Employees who walk off the job on February 17 are very likely to be found engaged in protected activity. In a recent decision, a unanimous National Labor Relations Board (NLRB), including now-Acting Chair Miscimarra, found that a one-day walkout in support of Fight for Fifteen did not constitute an “intermittent” strike, and therefore was protected activity. EYM King of Mo., 365 NLRB No. 16 (January 24, 2017). The Board, in that case, found that it was unreasonable to hold the strike to be intermittent and unprotected based on a campaign around the country including work stoppages both before and after the walkout at issue. Rather, the Board said it was consistent with a notice provided by the Workers Organizing Committee of Kansas City, stating the strike would only last one day. Because the workers were not shown to have engaged in other strike activity, their actions were protected, and the Board ordered discipline against them rescinded. While the particular facts of EYM are distinguishable from the February 17 situation because they were more closely related to working conditions, and, notably, the workers who participated provided advance notice that they would be off the job for only one day, the Board’s unanimous decision shows bi-partisan support for a relatively broad reading of employee rights in this area.

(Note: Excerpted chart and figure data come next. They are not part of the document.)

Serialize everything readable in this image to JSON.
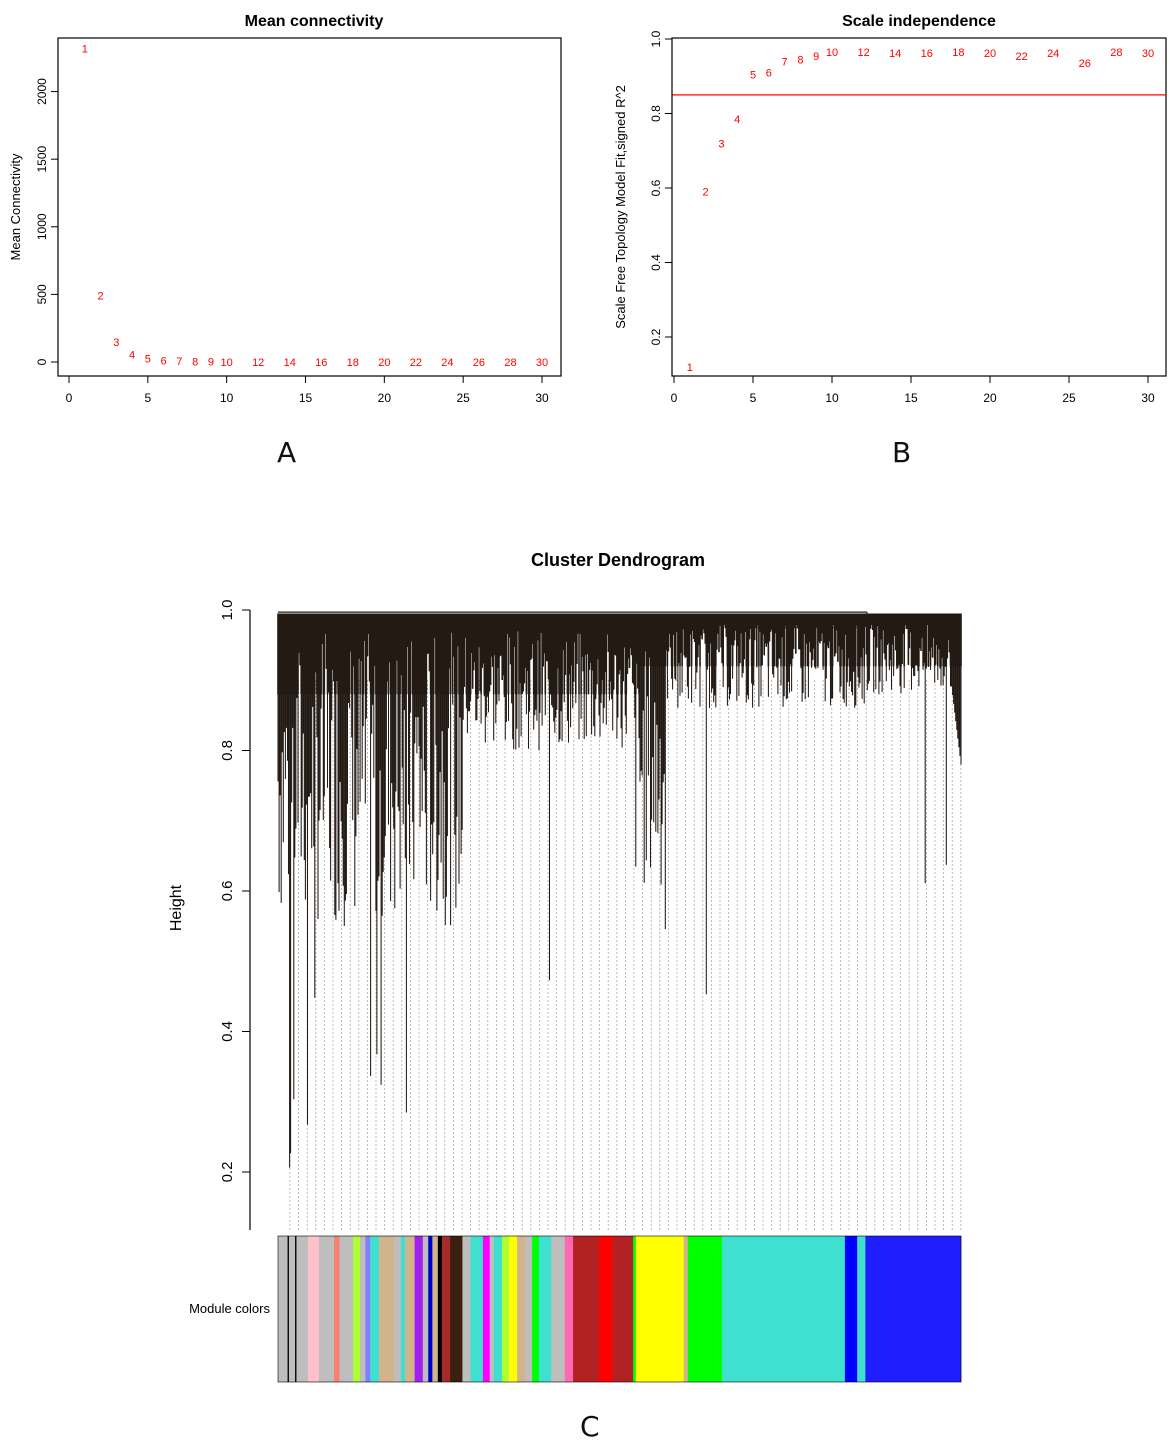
{
  "colors": {
    "points": "#ff0000",
    "threshold_line": "#ff0000",
    "axis": "#000000",
    "dendrogram": "#231a14",
    "leaf_guides": "#a8a8a8"
  },
  "panel_letters": {
    "a": "A",
    "b": "B",
    "c": "C"
  },
  "chart_data": [
    {
      "id": "A",
      "type": "scatter",
      "title": "Mean connectivity",
      "xlabel": "",
      "ylabel": "Mean Connectivity",
      "marker": "text-label",
      "xlim": [
        0,
        30
      ],
      "ylim": [
        0,
        2300
      ],
      "xticks": [
        0,
        5,
        10,
        15,
        20,
        25,
        30
      ],
      "yticks": [
        0,
        500,
        1000,
        1500,
        2000
      ],
      "points": [
        {
          "x": 1,
          "y": 2320,
          "label": "1"
        },
        {
          "x": 2,
          "y": 490,
          "label": "2"
        },
        {
          "x": 3,
          "y": 148,
          "label": "3"
        },
        {
          "x": 4,
          "y": 55,
          "label": "4"
        },
        {
          "x": 5,
          "y": 25,
          "label": "5"
        },
        {
          "x": 6,
          "y": 12,
          "label": "6"
        },
        {
          "x": 7,
          "y": 7,
          "label": "7"
        },
        {
          "x": 8,
          "y": 4,
          "label": "8"
        },
        {
          "x": 9,
          "y": 2,
          "label": "9"
        },
        {
          "x": 10,
          "y": 1,
          "label": "10"
        },
        {
          "x": 12,
          "y": 0,
          "label": "12"
        },
        {
          "x": 14,
          "y": 0,
          "label": "14"
        },
        {
          "x": 16,
          "y": 0,
          "label": "16"
        },
        {
          "x": 18,
          "y": 0,
          "label": "18"
        },
        {
          "x": 20,
          "y": 0,
          "label": "20"
        },
        {
          "x": 22,
          "y": 0,
          "label": "22"
        },
        {
          "x": 24,
          "y": 0,
          "label": "24"
        },
        {
          "x": 26,
          "y": 0,
          "label": "26"
        },
        {
          "x": 28,
          "y": 0,
          "label": "28"
        },
        {
          "x": 30,
          "y": 0,
          "label": "30"
        }
      ]
    },
    {
      "id": "B",
      "type": "scatter",
      "title": "Scale independence",
      "xlabel": "",
      "ylabel": "Scale Free Topology Model Fit,signed R^2",
      "marker": "text-label",
      "xlim": [
        0,
        30
      ],
      "ylim": [
        0.1,
        1.0
      ],
      "xticks": [
        0,
        5,
        10,
        15,
        20,
        25,
        30
      ],
      "yticks": [
        0.2,
        0.4,
        0.6,
        0.8,
        1.0
      ],
      "ytick_labels": [
        "0.2",
        "0.4",
        "0.6",
        "0.8",
        "1.0"
      ],
      "hline": 0.85,
      "points": [
        {
          "x": 1,
          "y": 0.12,
          "label": "1"
        },
        {
          "x": 2,
          "y": 0.59,
          "label": "2"
        },
        {
          "x": 3,
          "y": 0.72,
          "label": "3"
        },
        {
          "x": 4,
          "y": 0.785,
          "label": "4"
        },
        {
          "x": 5,
          "y": 0.905,
          "label": "5"
        },
        {
          "x": 6,
          "y": 0.91,
          "label": "6"
        },
        {
          "x": 7,
          "y": 0.94,
          "label": "7"
        },
        {
          "x": 8,
          "y": 0.945,
          "label": "8"
        },
        {
          "x": 9,
          "y": 0.955,
          "label": "9"
        },
        {
          "x": 10,
          "y": 0.965,
          "label": "10"
        },
        {
          "x": 12,
          "y": 0.965,
          "label": "12"
        },
        {
          "x": 14,
          "y": 0.962,
          "label": "14"
        },
        {
          "x": 16,
          "y": 0.962,
          "label": "16"
        },
        {
          "x": 18,
          "y": 0.965,
          "label": "18"
        },
        {
          "x": 20,
          "y": 0.962,
          "label": "20"
        },
        {
          "x": 22,
          "y": 0.955,
          "label": "22"
        },
        {
          "x": 24,
          "y": 0.962,
          "label": "24"
        },
        {
          "x": 26,
          "y": 0.935,
          "label": "26"
        },
        {
          "x": 28,
          "y": 0.965,
          "label": "28"
        },
        {
          "x": 30,
          "y": 0.962,
          "label": "30"
        }
      ]
    },
    {
      "id": "C",
      "type": "dendrogram",
      "title": "Cluster Dendrogram",
      "ylabel": "Height",
      "ylim": [
        0.1,
        1.0
      ],
      "yticks": [
        0.2,
        0.4,
        0.6,
        0.8,
        1.0
      ],
      "ytick_labels": [
        "0.2",
        "0.4",
        "0.6",
        "0.8",
        "1.0"
      ],
      "color_bar_label": "Module colors",
      "module_colors": [
        {
          "color": "#bebebe",
          "start": 0.0,
          "end": 0.014
        },
        {
          "color": "#000000",
          "start": 0.014,
          "end": 0.016
        },
        {
          "color": "#bebebe",
          "start": 0.016,
          "end": 0.025
        },
        {
          "color": "#000000",
          "start": 0.025,
          "end": 0.027
        },
        {
          "color": "#bebebe",
          "start": 0.027,
          "end": 0.044
        },
        {
          "color": "#ffc0cb",
          "start": 0.044,
          "end": 0.06
        },
        {
          "color": "#bebebe",
          "start": 0.06,
          "end": 0.082
        },
        {
          "color": "#fa8072",
          "start": 0.082,
          "end": 0.09
        },
        {
          "color": "#bebebe",
          "start": 0.09,
          "end": 0.11
        },
        {
          "color": "#adff2f",
          "start": 0.11,
          "end": 0.12
        },
        {
          "color": "#bebebe",
          "start": 0.12,
          "end": 0.128
        },
        {
          "color": "#8080ff",
          "start": 0.128,
          "end": 0.135
        },
        {
          "color": "#40e0d0",
          "start": 0.135,
          "end": 0.148
        },
        {
          "color": "#d2b48c",
          "start": 0.148,
          "end": 0.17
        },
        {
          "color": "#bebebe",
          "start": 0.17,
          "end": 0.18
        },
        {
          "color": "#40e0d0",
          "start": 0.18,
          "end": 0.186
        },
        {
          "color": "#d2b48c",
          "start": 0.186,
          "end": 0.2
        },
        {
          "color": "#a020f0",
          "start": 0.2,
          "end": 0.212
        },
        {
          "color": "#bebebe",
          "start": 0.212,
          "end": 0.22
        },
        {
          "color": "#0000cd",
          "start": 0.22,
          "end": 0.226
        },
        {
          "color": "#d2b48c",
          "start": 0.226,
          "end": 0.234
        },
        {
          "color": "#000000",
          "start": 0.234,
          "end": 0.24
        },
        {
          "color": "#a52a2a",
          "start": 0.24,
          "end": 0.252
        },
        {
          "color": "#3b1f0f",
          "start": 0.252,
          "end": 0.27
        },
        {
          "color": "#bebebe",
          "start": 0.27,
          "end": 0.282
        },
        {
          "color": "#40e0d0",
          "start": 0.282,
          "end": 0.3
        },
        {
          "color": "#ff00ff",
          "start": 0.3,
          "end": 0.31
        },
        {
          "color": "#bebebe",
          "start": 0.31,
          "end": 0.316
        },
        {
          "color": "#40e0d0",
          "start": 0.316,
          "end": 0.328
        },
        {
          "color": "#adff2f",
          "start": 0.328,
          "end": 0.338
        },
        {
          "color": "#ffff00",
          "start": 0.338,
          "end": 0.35
        },
        {
          "color": "#d2b48c",
          "start": 0.35,
          "end": 0.362
        },
        {
          "color": "#bebebe",
          "start": 0.362,
          "end": 0.372
        },
        {
          "color": "#00ff00",
          "start": 0.372,
          "end": 0.382
        },
        {
          "color": "#40e0d0",
          "start": 0.382,
          "end": 0.4
        },
        {
          "color": "#bebebe",
          "start": 0.4,
          "end": 0.42
        },
        {
          "color": "#ff69b4",
          "start": 0.42,
          "end": 0.432
        },
        {
          "color": "#b22222",
          "start": 0.432,
          "end": 0.47
        },
        {
          "color": "#ff0000",
          "start": 0.47,
          "end": 0.49
        },
        {
          "color": "#b22222",
          "start": 0.49,
          "end": 0.52
        },
        {
          "color": "#00ff00",
          "start": 0.52,
          "end": 0.524
        },
        {
          "color": "#ffff00",
          "start": 0.524,
          "end": 0.594
        },
        {
          "color": "#d2b48c",
          "start": 0.594,
          "end": 0.6
        },
        {
          "color": "#00ff00",
          "start": 0.6,
          "end": 0.65
        },
        {
          "color": "#40e0d0",
          "start": 0.65,
          "end": 0.83
        },
        {
          "color": "#0000ff",
          "start": 0.83,
          "end": 0.848
        },
        {
          "color": "#40e0d0",
          "start": 0.848,
          "end": 0.86
        },
        {
          "color": "#1e1eff",
          "start": 0.86,
          "end": 1.0
        }
      ]
    }
  ]
}
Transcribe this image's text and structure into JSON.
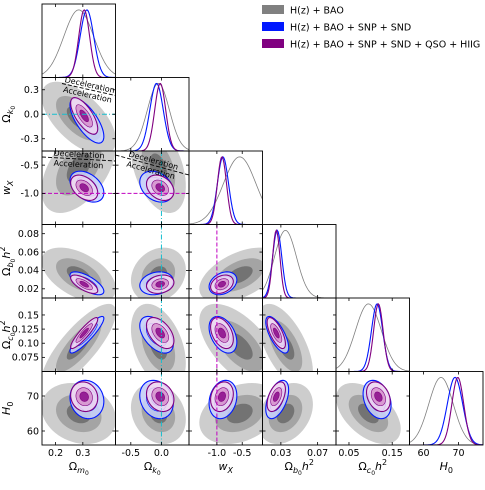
{
  "chart_data": {
    "type": "corner",
    "parameters": [
      {
        "symbol": "Ωm0",
        "label": "Ω_{m0}",
        "range": [
          0.15,
          0.42
        ],
        "ticks": [
          0.2,
          0.3
        ],
        "tick_labels": [
          "0.2",
          "0.3"
        ]
      },
      {
        "symbol": "Ωk0",
        "label": "Ω_{k0}",
        "range": [
          -0.75,
          0.45
        ],
        "ticks": [
          -0.5,
          0.0
        ],
        "tick_labels": [
          "-0.5",
          "0.0"
        ],
        "y_ticks": [
          -0.3,
          0.0,
          0.3
        ],
        "y_tick_labels": [
          "-0.3",
          "0.0",
          "0.3"
        ],
        "y_range": [
          -0.45,
          0.45
        ]
      },
      {
        "symbol": "wX",
        "label": "w_X",
        "range": [
          -1.55,
          -0.1
        ],
        "ticks": [
          -1.0,
          -0.5
        ],
        "tick_labels": [
          "-1.0",
          "-0.5"
        ],
        "y_ticks": [
          -0.5,
          -1.0
        ],
        "y_tick_labels": [
          "-0.5",
          "-1.0"
        ],
        "y_range": [
          -1.55,
          -0.25
        ]
      },
      {
        "symbol": "Ωb0h2",
        "label": "Ω_{b0}h^2",
        "range": [
          0.01,
          0.09
        ],
        "ticks": [
          0.03,
          0.07
        ],
        "tick_labels": [
          "0.03",
          "0.07"
        ],
        "y_ticks": [
          0.02,
          0.04,
          0.06,
          0.08
        ],
        "y_tick_labels": [
          "0.02",
          "0.04",
          "0.06",
          "0.08"
        ],
        "y_range": [
          0.01,
          0.09
        ]
      },
      {
        "symbol": "Ωc0h2",
        "label": "Ω_{c0}h^2",
        "range": [
          0.02,
          0.19
        ],
        "ticks": [
          0.05,
          0.15
        ],
        "tick_labels": [
          "0.05",
          "0.15"
        ],
        "y_ticks": [
          0.15,
          0.125,
          0.1,
          0.075
        ],
        "y_tick_labels": [
          "0.15",
          "0.125",
          "0.10",
          "0.075"
        ],
        "y_range": [
          0.05,
          0.18
        ]
      },
      {
        "symbol": "H0",
        "label": "H_0",
        "range": [
          56,
          77
        ],
        "ticks": [
          60,
          70
        ],
        "tick_labels": [
          "60",
          "70"
        ],
        "y_ticks": [
          70,
          60
        ],
        "y_tick_labels": [
          "70",
          "60"
        ],
        "y_range": [
          56,
          77
        ]
      }
    ],
    "series": [
      {
        "name": "H(z) + BAO",
        "color": "#808080",
        "fills": [
          "#c8c8c8",
          "#a0a0a0",
          "#6e6e6e"
        ],
        "means": [
          0.285,
          -0.05,
          -0.55,
          0.035,
          0.095,
          65.0
        ],
        "sigmas": [
          0.055,
          0.18,
          0.32,
          0.012,
          0.03,
          3.5
        ],
        "corr": {
          "1-0": -0.6,
          "2-0": 0.5,
          "2-1": -0.4,
          "3-0": -0.5,
          "3-1": 0.2,
          "3-2": 0.5,
          "4-0": 0.8,
          "4-1": -0.4,
          "4-2": -0.6,
          "4-3": -0.6,
          "5-0": -0.2,
          "5-1": -0.2,
          "5-2": 0.3,
          "5-3": 0.3,
          "5-4": -0.5
        }
      },
      {
        "name": "H(z) + BAO + SNP + SND",
        "color": "#0018ff",
        "fills": [
          "#c9d4ff",
          "#9aaeff",
          "#5a7cff"
        ],
        "means": [
          0.315,
          -0.08,
          -0.88,
          0.026,
          0.115,
          69.0
        ],
        "sigmas": [
          0.025,
          0.11,
          0.11,
          0.005,
          0.013,
          2.2
        ],
        "corr": {
          "1-0": -0.7,
          "2-0": -0.4,
          "2-1": -0.3,
          "3-0": -0.7,
          "3-1": 0.2,
          "3-2": 0.3,
          "4-0": 0.9,
          "4-1": -0.5,
          "4-2": -0.4,
          "4-3": -0.7,
          "5-0": -0.1,
          "5-1": -0.2,
          "5-2": 0.2,
          "5-3": 0.5,
          "5-4": -0.3
        }
      },
      {
        "name": "H(z) + BAO + SNP + SND + QSO + HIIG",
        "color": "#800080",
        "fills": [
          "#f3d8f0",
          "#d690cc",
          "#8b0a8b"
        ],
        "means": [
          0.305,
          -0.02,
          -0.9,
          0.025,
          0.118,
          69.8
        ],
        "sigmas": [
          0.02,
          0.09,
          0.09,
          0.004,
          0.011,
          1.7
        ],
        "corr": {
          "1-0": -0.7,
          "2-0": -0.4,
          "2-1": -0.3,
          "3-0": -0.7,
          "3-1": 0.2,
          "3-2": 0.3,
          "4-0": 0.9,
          "4-1": -0.5,
          "4-2": -0.4,
          "4-3": -0.7,
          "5-0": -0.1,
          "5-1": -0.2,
          "5-2": 0.2,
          "5-3": 0.5,
          "5-4": -0.3
        }
      }
    ],
    "reference_lines": [
      {
        "parameter": "Ωk0",
        "value": 0.0,
        "color": "#17becf",
        "style": "dash-dot"
      },
      {
        "parameter": "wX",
        "value": -1.0,
        "color": "#c000c0",
        "style": "dashed"
      }
    ],
    "annotations": [
      {
        "panel": "Ωk0-vs-Ωm0",
        "text_above": "Deceleration",
        "text_below": "Acceleration"
      },
      {
        "panel": "wX-vs-Ωm0",
        "text_above": "Deceleration",
        "text_below": "Acceleration"
      },
      {
        "panel": "wX-vs-Ωk0",
        "text_above": "Deceleration",
        "text_below": "Acceleration"
      }
    ],
    "legend_position": "top-right"
  }
}
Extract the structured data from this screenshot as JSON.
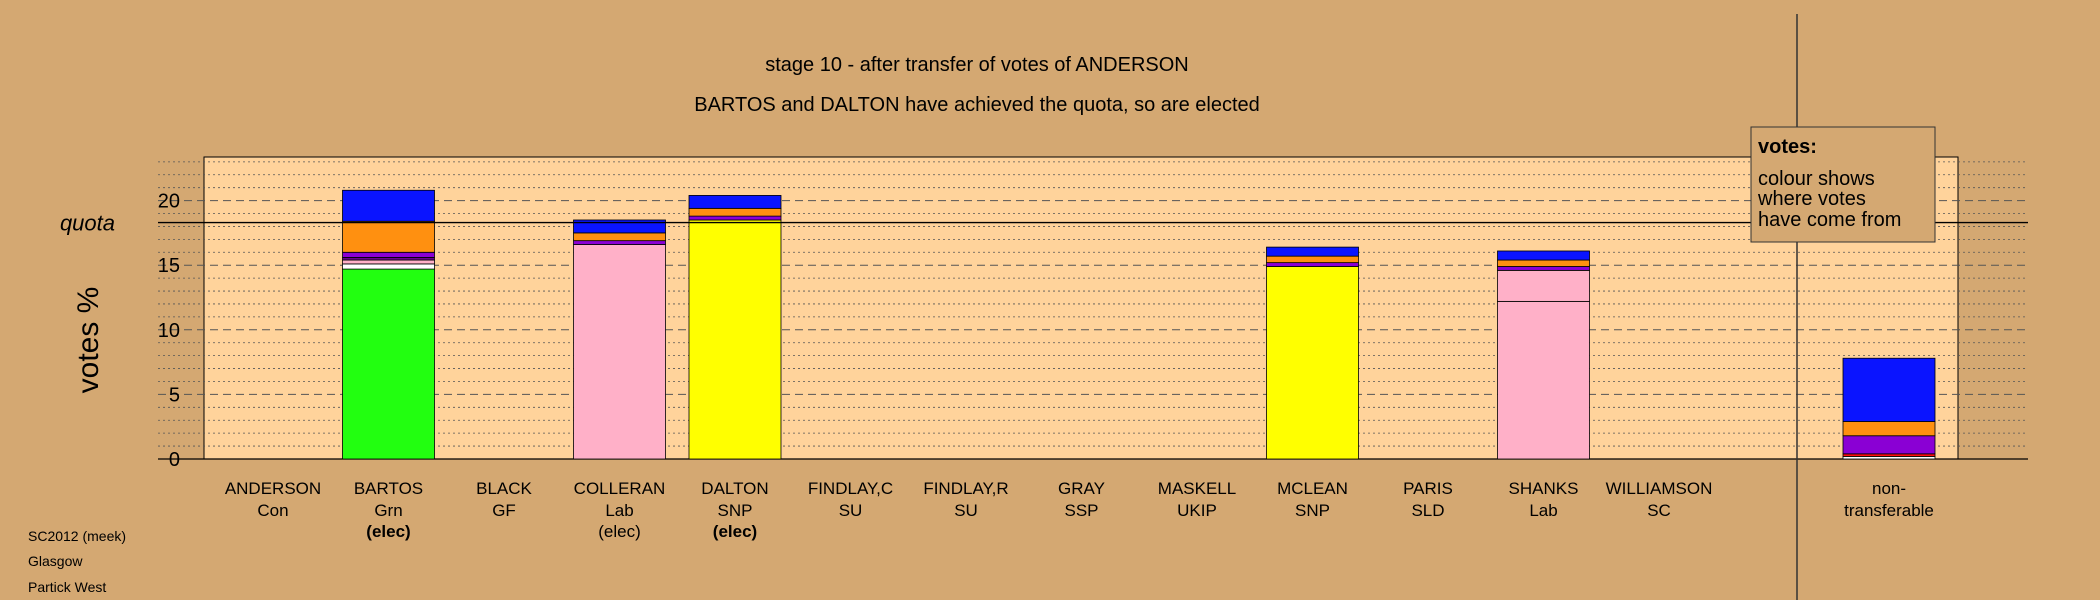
{
  "chart_data": {
    "type": "bar",
    "title": "stage 10 - after transfer of votes of ANDERSON",
    "subtitle": "BARTOS and DALTON have achieved the quota, so are elected",
    "ylabel": "votes %",
    "ylim": [
      0,
      23.5
    ],
    "yticks": [
      0,
      5,
      10,
      15,
      20
    ],
    "quota": 18.3,
    "quota_label": "quota",
    "grid": true,
    "colors": {
      "green": "#22ff10",
      "white": "#ffffff",
      "pink": "#ffb0c8",
      "yellow": "#ffff00",
      "purple": "#8a00d4",
      "darkpurple": "#6a0090",
      "orange": "#ff9010",
      "blue": "#0a14ff",
      "red": "#ff1010",
      "plot_bg": "#ffd39b",
      "page_bg": "#d4a872"
    },
    "categories": [
      {
        "name": "ANDERSON",
        "party": "Con",
        "status": "",
        "bold": false,
        "segments": []
      },
      {
        "name": "BARTOS",
        "party": "Grn",
        "status": "(elec)",
        "bold": true,
        "segments": [
          {
            "color": "green",
            "value": 14.7
          },
          {
            "color": "white",
            "value": 0.4
          },
          {
            "color": "pink",
            "value": 0.3
          },
          {
            "color": "darkpurple",
            "value": 0.2
          },
          {
            "color": "purple",
            "value": 0.4
          },
          {
            "color": "orange",
            "value": 2.4
          },
          {
            "color": "blue",
            "value": 2.4
          }
        ]
      },
      {
        "name": "BLACK",
        "party": "GF",
        "status": "",
        "bold": false,
        "segments": []
      },
      {
        "name": "COLLERAN",
        "party": "Lab",
        "status": "(elec)",
        "bold": false,
        "segments": [
          {
            "color": "pink",
            "value": 16.6
          },
          {
            "color": "purple",
            "value": 0.3
          },
          {
            "color": "orange",
            "value": 0.6
          },
          {
            "color": "blue",
            "value": 1.0
          }
        ]
      },
      {
        "name": "DALTON",
        "party": "SNP",
        "status": "(elec)",
        "bold": true,
        "segments": [
          {
            "color": "yellow",
            "value": 18.5
          },
          {
            "color": "purple",
            "value": 0.3
          },
          {
            "color": "orange",
            "value": 0.6
          },
          {
            "color": "blue",
            "value": 1.0
          }
        ]
      },
      {
        "name": "FINDLAY,C",
        "party": "SU",
        "status": "",
        "bold": false,
        "segments": []
      },
      {
        "name": "FINDLAY,R",
        "party": "SU",
        "status": "",
        "bold": false,
        "segments": []
      },
      {
        "name": "GRAY",
        "party": "SSP",
        "status": "",
        "bold": false,
        "segments": []
      },
      {
        "name": "MASKELL",
        "party": "UKIP",
        "status": "",
        "bold": false,
        "segments": []
      },
      {
        "name": "MCLEAN",
        "party": "SNP",
        "status": "",
        "bold": false,
        "segments": [
          {
            "color": "yellow",
            "value": 14.9
          },
          {
            "color": "purple",
            "value": 0.3
          },
          {
            "color": "orange",
            "value": 0.5
          },
          {
            "color": "blue",
            "value": 0.7
          }
        ]
      },
      {
        "name": "PARIS",
        "party": "SLD",
        "status": "",
        "bold": false,
        "segments": []
      },
      {
        "name": "SHANKS",
        "party": "Lab",
        "status": "",
        "bold": false,
        "segments": [
          {
            "color": "pink",
            "value": 12.2
          },
          {
            "color": "pink",
            "value": 2.4
          },
          {
            "color": "purple",
            "value": 0.3
          },
          {
            "color": "orange",
            "value": 0.5
          },
          {
            "color": "blue",
            "value": 0.7
          }
        ]
      },
      {
        "name": "WILLIAMSON",
        "party": "SC",
        "status": "",
        "bold": false,
        "segments": []
      }
    ],
    "nontransferable": {
      "label_line1": "non-",
      "label_line2": "transferable",
      "segments": [
        {
          "color": "white",
          "value": 0.2
        },
        {
          "color": "red",
          "value": 0.2
        },
        {
          "color": "purple",
          "value": 1.4
        },
        {
          "color": "orange",
          "value": 1.1
        },
        {
          "color": "blue",
          "value": 4.9
        }
      ]
    },
    "legend": {
      "title": "votes:",
      "lines": [
        "colour shows",
        "where votes",
        "have come from"
      ],
      "placement": "top-right"
    }
  },
  "footer": {
    "line1": "SC2012 (meek)",
    "line2": "Glasgow",
    "line3": "Partick West"
  }
}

Further, the general counsel recently issued a directive, OM 17-02 (October 3, 2016), to the NLRB regional offices, instructing them to seek “clarity” in potential intermittent strike situations by urging NLRB members to broaden employee protections in intermittent strike situations. A model brief for use by the regions was appended to this operations memorandum. That brief argues the Board should protect even multiple strikes over the same labor dispute, with some limited exceptions. It takes the position that, by not protecting intermittent strikers, the Board has diluted employee rights under Section 7. Once again, the GC’s analysis turns on the existence of a “labor dispute” being the cause of the walk-out. However, one can easily see the general counsel taking cases of striker discipline from February 17 before the NLRB as test cases in an attempt to expand the boundaries of worker protections.
To conclude, employers may have the right to discipline employees for participation on February 17 if they take the position the strike is unrelated to wages, hours, and working conditions. Similarly, there may be a right to discipline for failing to give notice of striking. However, our advice, admittedly conservative, is that employers who take such action may be “buying” expensive test cases before the NLRB. We think a better approach is to communicate with employees requesting notice if they intend to participate on February 17, so alternate arrangements can be made. Employers should also keep track of which employees participate, not as a form of discipline, but to have a record in case further strikes occur, which may make such activities “intermittent” and thus unprotected.
In the event an employer wishes to take a more aggressive approach, and potentially discipline employees for striking on February 17, they may have the right to do so. However, they should seek legal counsel about their specific situation before taking any such action. Once again, it may be best to take a low-key approach to what we hope will be essentially a one-time event.